De frente para o espelho

por Gregory Prudenciano

Depois do sucesso de ”Home”, visto por mais de 600 milhões de pessoas, Yann Arthus-Bertrand vem ao Brasil lançar ”Humano”, documentário sobre o que é ser humano

Foi desafiando uma confusão de línguas e quilômetros, de culturas e geografias que nos separam uns dos outros, que o fotógrafo e ambientalista francês Yann Arthus-Bertrand dirigiu o filme Humano — uma viagem pela vida. No documentário, pessoas são colocadas diante de uma câmera e convidados a falar sobre o que lhes vier à mente. Temas universais como amor, família, sexo, pobreza, discriminação, morte e esperança dão o tom dessas reflexões, feitas por todo tipo de gente, do ex-presidente uruguaio Pepe Mujica a uma universitária africana presa por ter feito um aborto. O filme não tem narração e as pessoas não são identificadas pelos nomes. "A ideia é que haja uma profunda identificação, como se o espectador estivesse diante de um espelho", diz Yann.

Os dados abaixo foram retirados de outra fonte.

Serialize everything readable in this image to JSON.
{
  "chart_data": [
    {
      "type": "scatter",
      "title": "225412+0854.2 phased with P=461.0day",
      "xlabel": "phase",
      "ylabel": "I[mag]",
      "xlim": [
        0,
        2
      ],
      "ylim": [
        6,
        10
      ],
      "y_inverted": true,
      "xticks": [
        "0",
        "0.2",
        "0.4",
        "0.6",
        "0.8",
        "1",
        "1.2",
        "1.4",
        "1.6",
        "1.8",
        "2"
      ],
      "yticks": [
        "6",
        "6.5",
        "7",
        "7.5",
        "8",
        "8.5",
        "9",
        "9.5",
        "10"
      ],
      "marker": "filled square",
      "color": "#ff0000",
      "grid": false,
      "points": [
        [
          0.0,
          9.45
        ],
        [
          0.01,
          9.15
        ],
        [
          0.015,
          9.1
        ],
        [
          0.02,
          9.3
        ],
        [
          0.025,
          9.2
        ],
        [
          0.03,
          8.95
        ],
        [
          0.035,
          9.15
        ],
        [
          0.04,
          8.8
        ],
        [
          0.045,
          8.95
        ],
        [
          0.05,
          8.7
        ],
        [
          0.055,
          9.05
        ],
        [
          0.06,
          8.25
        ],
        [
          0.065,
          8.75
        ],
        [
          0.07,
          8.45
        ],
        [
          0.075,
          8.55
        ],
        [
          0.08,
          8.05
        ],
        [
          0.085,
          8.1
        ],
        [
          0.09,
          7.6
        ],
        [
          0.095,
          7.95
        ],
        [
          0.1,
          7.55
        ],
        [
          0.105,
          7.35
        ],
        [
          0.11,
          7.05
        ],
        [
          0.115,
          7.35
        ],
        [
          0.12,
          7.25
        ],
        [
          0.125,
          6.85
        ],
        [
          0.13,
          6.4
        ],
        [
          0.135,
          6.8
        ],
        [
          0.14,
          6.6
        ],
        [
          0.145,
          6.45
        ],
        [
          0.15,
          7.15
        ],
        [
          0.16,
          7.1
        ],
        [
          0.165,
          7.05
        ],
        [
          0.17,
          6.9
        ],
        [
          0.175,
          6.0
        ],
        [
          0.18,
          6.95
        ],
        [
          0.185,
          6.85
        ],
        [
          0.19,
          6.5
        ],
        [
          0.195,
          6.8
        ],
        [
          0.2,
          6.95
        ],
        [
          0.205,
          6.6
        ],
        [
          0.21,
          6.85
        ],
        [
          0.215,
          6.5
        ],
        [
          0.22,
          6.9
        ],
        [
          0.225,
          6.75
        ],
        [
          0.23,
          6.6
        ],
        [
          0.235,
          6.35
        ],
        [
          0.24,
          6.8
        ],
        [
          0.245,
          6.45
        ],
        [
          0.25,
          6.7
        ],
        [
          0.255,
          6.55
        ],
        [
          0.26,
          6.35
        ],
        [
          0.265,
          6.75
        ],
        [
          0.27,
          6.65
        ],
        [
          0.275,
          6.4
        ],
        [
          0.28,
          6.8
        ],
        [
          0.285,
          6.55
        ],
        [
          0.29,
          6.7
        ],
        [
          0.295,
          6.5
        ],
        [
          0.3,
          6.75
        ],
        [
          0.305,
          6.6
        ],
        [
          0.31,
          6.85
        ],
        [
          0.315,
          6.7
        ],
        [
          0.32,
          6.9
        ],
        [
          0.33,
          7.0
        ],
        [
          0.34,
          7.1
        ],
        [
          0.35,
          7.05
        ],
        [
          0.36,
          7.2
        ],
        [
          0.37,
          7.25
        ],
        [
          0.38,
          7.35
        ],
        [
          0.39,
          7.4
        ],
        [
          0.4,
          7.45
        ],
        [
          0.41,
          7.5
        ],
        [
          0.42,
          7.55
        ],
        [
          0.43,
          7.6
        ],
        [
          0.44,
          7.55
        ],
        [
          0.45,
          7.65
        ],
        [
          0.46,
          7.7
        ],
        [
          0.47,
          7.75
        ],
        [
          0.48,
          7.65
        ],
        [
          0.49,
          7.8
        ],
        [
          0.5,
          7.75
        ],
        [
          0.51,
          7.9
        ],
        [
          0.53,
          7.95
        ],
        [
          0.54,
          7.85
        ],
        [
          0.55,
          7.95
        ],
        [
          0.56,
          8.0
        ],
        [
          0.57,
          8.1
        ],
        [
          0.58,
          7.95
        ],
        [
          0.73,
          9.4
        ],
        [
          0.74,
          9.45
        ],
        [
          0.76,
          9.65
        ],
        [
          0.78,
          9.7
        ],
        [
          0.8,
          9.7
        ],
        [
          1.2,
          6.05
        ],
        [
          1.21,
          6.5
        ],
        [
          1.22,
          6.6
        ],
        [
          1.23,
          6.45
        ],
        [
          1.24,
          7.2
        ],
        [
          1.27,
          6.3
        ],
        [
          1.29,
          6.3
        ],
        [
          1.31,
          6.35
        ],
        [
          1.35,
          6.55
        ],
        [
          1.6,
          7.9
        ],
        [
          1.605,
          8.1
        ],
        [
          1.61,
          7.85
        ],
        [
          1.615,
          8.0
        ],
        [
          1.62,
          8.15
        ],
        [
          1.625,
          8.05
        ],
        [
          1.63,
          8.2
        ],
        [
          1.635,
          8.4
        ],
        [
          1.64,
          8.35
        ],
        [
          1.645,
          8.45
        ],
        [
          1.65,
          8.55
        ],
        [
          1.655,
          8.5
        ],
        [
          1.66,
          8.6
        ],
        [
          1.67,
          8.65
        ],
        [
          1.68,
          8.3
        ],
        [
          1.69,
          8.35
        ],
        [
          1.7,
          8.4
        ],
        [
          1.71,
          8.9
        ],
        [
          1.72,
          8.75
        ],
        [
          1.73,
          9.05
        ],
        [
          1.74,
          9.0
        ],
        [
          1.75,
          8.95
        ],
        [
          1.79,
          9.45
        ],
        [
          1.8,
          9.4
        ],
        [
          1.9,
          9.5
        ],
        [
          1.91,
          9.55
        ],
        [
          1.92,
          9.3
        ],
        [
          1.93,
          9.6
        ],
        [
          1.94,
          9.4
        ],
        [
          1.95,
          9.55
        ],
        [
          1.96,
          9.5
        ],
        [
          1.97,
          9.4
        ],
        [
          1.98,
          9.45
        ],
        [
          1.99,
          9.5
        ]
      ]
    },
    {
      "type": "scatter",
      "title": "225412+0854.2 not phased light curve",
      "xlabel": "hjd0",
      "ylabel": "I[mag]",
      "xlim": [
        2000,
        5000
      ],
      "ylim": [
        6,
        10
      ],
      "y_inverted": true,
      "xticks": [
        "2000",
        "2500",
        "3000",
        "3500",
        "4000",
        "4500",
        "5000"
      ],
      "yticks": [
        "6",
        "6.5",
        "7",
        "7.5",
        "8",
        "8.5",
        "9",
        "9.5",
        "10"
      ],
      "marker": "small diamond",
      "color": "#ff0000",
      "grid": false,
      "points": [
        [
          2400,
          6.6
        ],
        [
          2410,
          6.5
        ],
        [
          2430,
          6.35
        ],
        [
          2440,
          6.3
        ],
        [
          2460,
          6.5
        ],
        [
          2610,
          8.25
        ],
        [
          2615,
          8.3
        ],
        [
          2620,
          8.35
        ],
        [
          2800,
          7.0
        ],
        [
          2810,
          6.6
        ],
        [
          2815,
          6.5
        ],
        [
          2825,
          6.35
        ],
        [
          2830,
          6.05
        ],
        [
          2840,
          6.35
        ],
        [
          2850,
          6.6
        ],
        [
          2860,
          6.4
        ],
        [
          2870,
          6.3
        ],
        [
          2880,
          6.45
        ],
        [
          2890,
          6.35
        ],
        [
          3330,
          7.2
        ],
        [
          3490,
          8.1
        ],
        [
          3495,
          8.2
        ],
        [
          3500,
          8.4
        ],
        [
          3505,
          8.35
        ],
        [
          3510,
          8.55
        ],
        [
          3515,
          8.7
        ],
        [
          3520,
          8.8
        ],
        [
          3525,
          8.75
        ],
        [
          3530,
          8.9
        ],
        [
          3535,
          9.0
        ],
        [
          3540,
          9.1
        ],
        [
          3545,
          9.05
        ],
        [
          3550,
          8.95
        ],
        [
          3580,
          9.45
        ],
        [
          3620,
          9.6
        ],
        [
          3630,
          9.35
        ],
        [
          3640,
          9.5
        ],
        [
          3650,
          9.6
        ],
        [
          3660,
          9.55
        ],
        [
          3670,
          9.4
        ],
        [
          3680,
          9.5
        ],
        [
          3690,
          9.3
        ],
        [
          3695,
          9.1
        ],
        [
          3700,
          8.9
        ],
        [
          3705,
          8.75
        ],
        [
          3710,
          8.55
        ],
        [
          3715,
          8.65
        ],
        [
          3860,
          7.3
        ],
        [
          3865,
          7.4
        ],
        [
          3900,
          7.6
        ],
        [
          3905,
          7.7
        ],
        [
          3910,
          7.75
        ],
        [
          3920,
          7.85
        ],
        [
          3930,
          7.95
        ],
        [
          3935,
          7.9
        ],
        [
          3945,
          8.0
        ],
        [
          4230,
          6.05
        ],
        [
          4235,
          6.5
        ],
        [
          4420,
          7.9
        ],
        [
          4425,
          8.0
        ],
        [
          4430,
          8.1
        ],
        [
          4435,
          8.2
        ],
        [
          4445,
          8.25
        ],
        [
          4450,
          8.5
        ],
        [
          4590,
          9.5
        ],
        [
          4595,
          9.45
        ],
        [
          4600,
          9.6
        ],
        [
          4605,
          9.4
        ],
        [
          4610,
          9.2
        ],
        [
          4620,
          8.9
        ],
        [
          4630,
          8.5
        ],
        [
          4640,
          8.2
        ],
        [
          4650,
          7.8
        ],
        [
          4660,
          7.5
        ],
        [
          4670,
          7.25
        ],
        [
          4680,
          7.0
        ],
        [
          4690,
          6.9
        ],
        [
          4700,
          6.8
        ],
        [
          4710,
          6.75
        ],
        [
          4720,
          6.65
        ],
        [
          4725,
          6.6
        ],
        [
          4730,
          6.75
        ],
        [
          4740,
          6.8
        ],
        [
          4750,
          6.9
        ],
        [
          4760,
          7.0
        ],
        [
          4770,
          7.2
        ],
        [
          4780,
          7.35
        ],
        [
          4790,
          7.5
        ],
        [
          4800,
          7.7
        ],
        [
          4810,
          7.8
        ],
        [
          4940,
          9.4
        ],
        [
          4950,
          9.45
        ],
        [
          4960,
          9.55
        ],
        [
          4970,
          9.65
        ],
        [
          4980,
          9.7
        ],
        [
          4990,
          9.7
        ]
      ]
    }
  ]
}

A produção do longa durou três anos e envolveu viagens por 60 países e mais de 2 mil depoimentos em 63 línguas diferentes. Embora o foco do documentário esteja nas falas dos participantes, as imagens aéreas que servem como transições entre os depoimentos também merecem destaque. No Brasil para promover o lançamento do filme, Arthus-Bertrand falou com a Trip.

Você pensa que haja algo essencialmente humano em cada um de nós? A necessidade de amor. A necessidade de amar e a necessidade de ser amado. Nós somos uma espécie cheia de empatia e isso é único nos seres humanos. Você pode andar pelas ruas e parar diante de alguém e se identificar com ele. Mas, além da empatia, também somos cheios de ódio e isso é parte de nós. Penso que Humano é uma questão a respeito do que é ser humano. O problema é que ninguém tem a resposta. Nós estamos tentando entender o que causa, em essência, todos os nossos problemas uns com os outros. Por que estão acontecendo os conflitos no Oriente Médio? Por que existe homofobia no mundo? Penso que ter viajado para tentar entender foi um trabalho incrível, mas para mim não é foi o suficiente. Eu ainda estou tentando entender o que é ser humano.

As pessoas entrevistadas falam com tanta facilidade mesmo? Mesmo as que não estão acostumadas com câmeras? Para muita gente foi a primeira vez que havia uma câmera para onde olhar e falar. Então, quando isso acontece, você dá o máximo que você pode dar porque nunca antes alguém tinha se interessado em conhecer você dessa forma. Assim que a pessoa está diante de uma câmera, ela responde às perguntas. Qual foi a pior coisa que aconteceu na sua vida e o que você aprendeu com isso? É uma pergunta muito difícil. Você fala sobre seus pais, sua esposa, o que você fez, a morte de alguém, sua família. As pessoas tentam ir fundo em seus corações. Elas são tão inteligentes! Às vezes elas não sabem nem ler, mas nem por isso deixam de ter muito bom senso. Todo mundo tem algo para dizer. Todos. Eu gosto dos brasileiros, aliás, porque os brasileiros falam sobre seus sentimentos e vida com mais facilidade.

O filme mudou o seu jeito de enxergar a vida? Sim, eu e a equipe fizemos o filme por muito tempo. Eu tenho 70 anos e quanto mais eu vivo, mas eu amo as pessoas. Aprendi a aceitar as pessoas que não são como eu. Aprendi a perdoar e a conviver, mas entendi que aceitar é uma palavra importante.

Ano passado morreu Antônio Abujamra, um grande diretor de teatro que apresentava um programa de entrevistas no Brasil. Ele sempre fazia uma pergunta que eu queria que você respondesse: a felicidade é uma ideia velha? Não. Nós todos estamos procurando por felicidade em nossas vidas. Quando você ama alguém, quando você dá algo a alguém, quando você vai ao cinema, come alguma comida ou faz amigos, ou mesmo quando você compra alguma coisa, sempre há por trás um desejo por felicidade. O problema é que nós não sabemos exatamente o que é felicidade porque somos insaciáveis, sempre queremos mais. Infelizmente nós não aprendemos na escola o que é ser feliz [risos]. Eu não sou feliz, mas eu estou tentando ser.